Cette façon de bottes appelées galtchas garantit le pied des aspérités de la pierre.
On a donné le nom de Galtchas à des peuplades qui habiteraient le Kohistan et que nous avons cherchées sans les trouver nulle part.
Nous pouvons affirmer qu’à toutes nos questions au sujet des Galtchas, lorsque nous avons insisté pour voir ce peuple qui a fourni matière à des discussions scientifiques, notre interlocuteur indigène a répondu avec un sourire, invariablement : « Au bazar de Pendjekent », et quand par hasard nous étions chaussés à la mode des gens du pays, il baissait les yeux, disant : « Voilà des Galtchas. »
Pendjekent (cinq villages) est une petite ville sur la rive gauche du Zérafchane. Située à l’endroit où le lit du fleuve commence à s’élargir, elle commande par sa position l’entrée du Kohistan. Les Russes y ont placé des troupes.
Une partie des soldats est congédiée le jour même de notre arrivée à Pendjekent. Des permissions nombreuses ont été accordées, et, toute la nuit, le départ est fêté la bouteille à la main. L’unique cabaret retentit de chants joyeux ; on se trémousse au son de l’accordéon, de la balalaïka ; les danseurs font trembler la baraque du choc de leurs talons ferrés. On vide force bouteilles de votka. Dans l’attendrissement d’une demi-ivresse, les amis pleurent de se quitter. Ceux qui partent sont chargés de mille commissions pour la Russie ou la Sibérie, à l’adresse des connaissances qu’ils rencontreront sur la route, à l’adresse des parents qu’ils retrouveront dans le village perdu au milieu d’une gaie forêt de bouleaux. « Tu penseras à mon frère Michel, à mon amie Sabina », etc., et l’on bavarde au milieu du brouhaha, des chants, la main sur l’épaule, se tenant par la taille. Cela dure jusqu’à l’aube du jour, puis ils rentrent au cantonnement par groupes, en chantant ; plus d’un titube.
La coutume est de reconduire durant la moitié d’une étape les hommes libérés. Quand on est arrivé à l’endroit de la séparation, les soldats disent adieu à leurs chefs, leur souhaitent bonne santé, longue vie ; ceux-ci les remercient de quelques paroles touchantes. On s’embrasse ensuite une dernière fois, et chacun tire de son côté. Les uns gagnent la vaste plaine russe, les autres retournent au cantonnement dissimulé dans une gorge étroite.

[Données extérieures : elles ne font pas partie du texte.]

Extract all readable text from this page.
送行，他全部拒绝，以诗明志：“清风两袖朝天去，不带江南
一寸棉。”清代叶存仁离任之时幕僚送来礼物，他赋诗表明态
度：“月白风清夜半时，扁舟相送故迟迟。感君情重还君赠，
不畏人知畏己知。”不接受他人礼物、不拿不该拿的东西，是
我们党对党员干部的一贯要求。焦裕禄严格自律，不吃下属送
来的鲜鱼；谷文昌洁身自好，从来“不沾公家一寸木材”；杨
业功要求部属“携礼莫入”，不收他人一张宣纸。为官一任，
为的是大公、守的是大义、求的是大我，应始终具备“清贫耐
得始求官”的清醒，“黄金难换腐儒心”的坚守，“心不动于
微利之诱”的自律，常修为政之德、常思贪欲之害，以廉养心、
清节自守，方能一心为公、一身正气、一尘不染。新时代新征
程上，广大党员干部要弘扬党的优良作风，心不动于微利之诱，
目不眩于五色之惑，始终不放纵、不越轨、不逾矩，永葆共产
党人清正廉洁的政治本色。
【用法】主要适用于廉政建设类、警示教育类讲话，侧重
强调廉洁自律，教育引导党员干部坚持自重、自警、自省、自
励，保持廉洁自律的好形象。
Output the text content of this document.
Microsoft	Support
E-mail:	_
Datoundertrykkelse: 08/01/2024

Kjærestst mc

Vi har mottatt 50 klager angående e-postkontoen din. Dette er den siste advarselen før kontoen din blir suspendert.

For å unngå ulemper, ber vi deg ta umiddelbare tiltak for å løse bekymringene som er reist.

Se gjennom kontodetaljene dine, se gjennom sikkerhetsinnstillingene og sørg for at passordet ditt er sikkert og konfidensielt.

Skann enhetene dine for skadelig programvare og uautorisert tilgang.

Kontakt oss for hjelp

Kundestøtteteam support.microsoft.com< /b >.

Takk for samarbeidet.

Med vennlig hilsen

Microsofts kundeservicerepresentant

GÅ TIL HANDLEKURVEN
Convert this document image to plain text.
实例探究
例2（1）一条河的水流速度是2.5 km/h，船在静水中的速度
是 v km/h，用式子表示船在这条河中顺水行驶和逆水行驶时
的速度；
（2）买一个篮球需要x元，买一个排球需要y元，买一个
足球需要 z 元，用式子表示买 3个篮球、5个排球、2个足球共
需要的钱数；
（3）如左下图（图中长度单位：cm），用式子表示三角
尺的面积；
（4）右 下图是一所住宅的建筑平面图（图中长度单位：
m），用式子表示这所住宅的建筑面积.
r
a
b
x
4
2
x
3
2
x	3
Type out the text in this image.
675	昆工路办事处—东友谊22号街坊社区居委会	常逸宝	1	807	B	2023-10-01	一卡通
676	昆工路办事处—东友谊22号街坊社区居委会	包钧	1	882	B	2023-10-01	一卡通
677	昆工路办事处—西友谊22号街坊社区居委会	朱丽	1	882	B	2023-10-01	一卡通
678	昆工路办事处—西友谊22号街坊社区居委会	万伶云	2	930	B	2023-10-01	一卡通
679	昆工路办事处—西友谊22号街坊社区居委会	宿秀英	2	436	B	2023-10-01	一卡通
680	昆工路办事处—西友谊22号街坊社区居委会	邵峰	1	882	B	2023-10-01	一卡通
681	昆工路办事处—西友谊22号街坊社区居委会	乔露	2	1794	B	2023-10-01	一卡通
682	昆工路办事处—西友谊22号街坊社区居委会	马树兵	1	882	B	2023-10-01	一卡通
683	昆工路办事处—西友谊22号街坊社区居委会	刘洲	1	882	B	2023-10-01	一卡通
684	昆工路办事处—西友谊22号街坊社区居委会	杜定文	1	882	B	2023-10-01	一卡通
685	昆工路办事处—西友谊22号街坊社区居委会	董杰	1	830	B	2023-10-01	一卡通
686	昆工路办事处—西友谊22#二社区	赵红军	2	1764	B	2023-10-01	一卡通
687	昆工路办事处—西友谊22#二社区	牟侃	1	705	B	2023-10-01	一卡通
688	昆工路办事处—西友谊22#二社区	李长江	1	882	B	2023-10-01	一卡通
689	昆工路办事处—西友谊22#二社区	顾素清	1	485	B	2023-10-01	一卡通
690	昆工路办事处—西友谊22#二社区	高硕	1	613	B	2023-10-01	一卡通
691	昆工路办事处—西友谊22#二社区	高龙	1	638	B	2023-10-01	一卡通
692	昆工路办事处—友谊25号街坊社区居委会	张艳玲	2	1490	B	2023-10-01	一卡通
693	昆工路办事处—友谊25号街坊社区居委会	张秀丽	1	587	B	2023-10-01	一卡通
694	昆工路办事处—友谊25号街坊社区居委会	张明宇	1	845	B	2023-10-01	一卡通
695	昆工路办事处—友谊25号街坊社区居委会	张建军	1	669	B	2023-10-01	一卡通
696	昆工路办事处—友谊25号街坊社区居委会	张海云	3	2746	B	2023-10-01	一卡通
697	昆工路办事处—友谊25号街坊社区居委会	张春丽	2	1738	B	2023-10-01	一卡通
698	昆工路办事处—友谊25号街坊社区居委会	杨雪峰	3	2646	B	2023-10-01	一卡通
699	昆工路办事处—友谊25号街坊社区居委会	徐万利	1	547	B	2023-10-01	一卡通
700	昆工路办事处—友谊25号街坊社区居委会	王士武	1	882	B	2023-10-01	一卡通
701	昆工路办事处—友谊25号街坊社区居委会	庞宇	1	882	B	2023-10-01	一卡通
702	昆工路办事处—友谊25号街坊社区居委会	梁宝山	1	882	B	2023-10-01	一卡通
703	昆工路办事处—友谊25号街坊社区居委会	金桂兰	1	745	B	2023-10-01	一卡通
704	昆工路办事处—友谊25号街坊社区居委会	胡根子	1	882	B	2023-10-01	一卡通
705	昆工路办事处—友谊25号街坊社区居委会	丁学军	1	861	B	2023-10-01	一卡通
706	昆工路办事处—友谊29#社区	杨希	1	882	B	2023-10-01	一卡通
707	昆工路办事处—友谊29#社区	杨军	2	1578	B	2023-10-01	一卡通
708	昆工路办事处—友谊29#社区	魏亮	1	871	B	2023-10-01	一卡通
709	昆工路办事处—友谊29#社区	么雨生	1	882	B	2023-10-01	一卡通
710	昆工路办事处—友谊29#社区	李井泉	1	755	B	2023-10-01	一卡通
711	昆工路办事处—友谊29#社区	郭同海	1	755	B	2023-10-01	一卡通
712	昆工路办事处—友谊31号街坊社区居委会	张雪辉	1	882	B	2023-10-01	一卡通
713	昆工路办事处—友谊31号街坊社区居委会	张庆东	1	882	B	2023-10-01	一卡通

Le jour luit depuis une heure à peine. Soudainement un chant éclate dans la rue, c’est le bataillon qui s’avance d’un pas cadencé : en tête, le vieux commandant, solidement campé sur son fringant cheval couleur d’ébène ; puis les chanteurs à qui le tam-tam indique la mesure et le sifflet les reprises ; enfin le gros de la troupe, par quatre, chacun à sa place habituelle, sans armes, en blouse et képi de toile blanche, le pantalon de cuir dans les bottes souples. Ils marchent joyeusement ; les libérés ont au côté la besace d’où sort quelquefois le goulot d’une bouteille. Ils s’éloignent dans la poussière ; bientôt on n’entend plus qu’un bruit sourd que perce la voix d’un ténor, un sifflement ou la note stridente du triangle. Les voitures sont parties à l’avance chargées des bagages, des femmes et des enfants, car les soldats pères de famille sont assez nombreux. Le soldat sert sept ans et vient quelquefois au régiment avec sa femme. Parmi les retardataires je reconnais des Tatares à un teint basané, à des cheveux très-bruns, à une mine plus grave. Ils sont économes, sobres ; et puis, le Coran défend les liqueurs fortes. Étant musulmans et sunnites comme les indigènes du Turkestan, il arrive qu’ils prennent femme parmi les filles de leurs coreligionnaires.
On me conte que l’un d’eux, avant son départ, a fait l’emplette d’une pendjekentaise moyennant un kalim de quarante-huit roubles. Trois roubles de plus que pour nos trois ânes.
Puisque je parle de nos ânes, il est utile de faire observer que le mollah Klitch a tenu à ce que nous les achetions à Pendjekent. « Les chaïtan[7], a-t-il dit, sont plus forts ici que dans la montagne, et plus gros, de même que les moutons et les chèvres. Et puis nous pourrons les revendre où nous voudrons ; tandis que si nos ânes sont de plus haut, dans la plaine, personne n’en voudra, car on sait bien qu’ils s’y portent mal et meurent souvent. » Peut-être que notre djiguite avait intérêt à nous faire cette recommandation, peut-être qu’un pourboire promis par le vendeur lui déliait à propos la langue.
[7] Chaïtan veut dire diable ; on donne ce nom aux ânes. Nous croyions, au moyen âge, que le démon empruntait la forme de cet animal.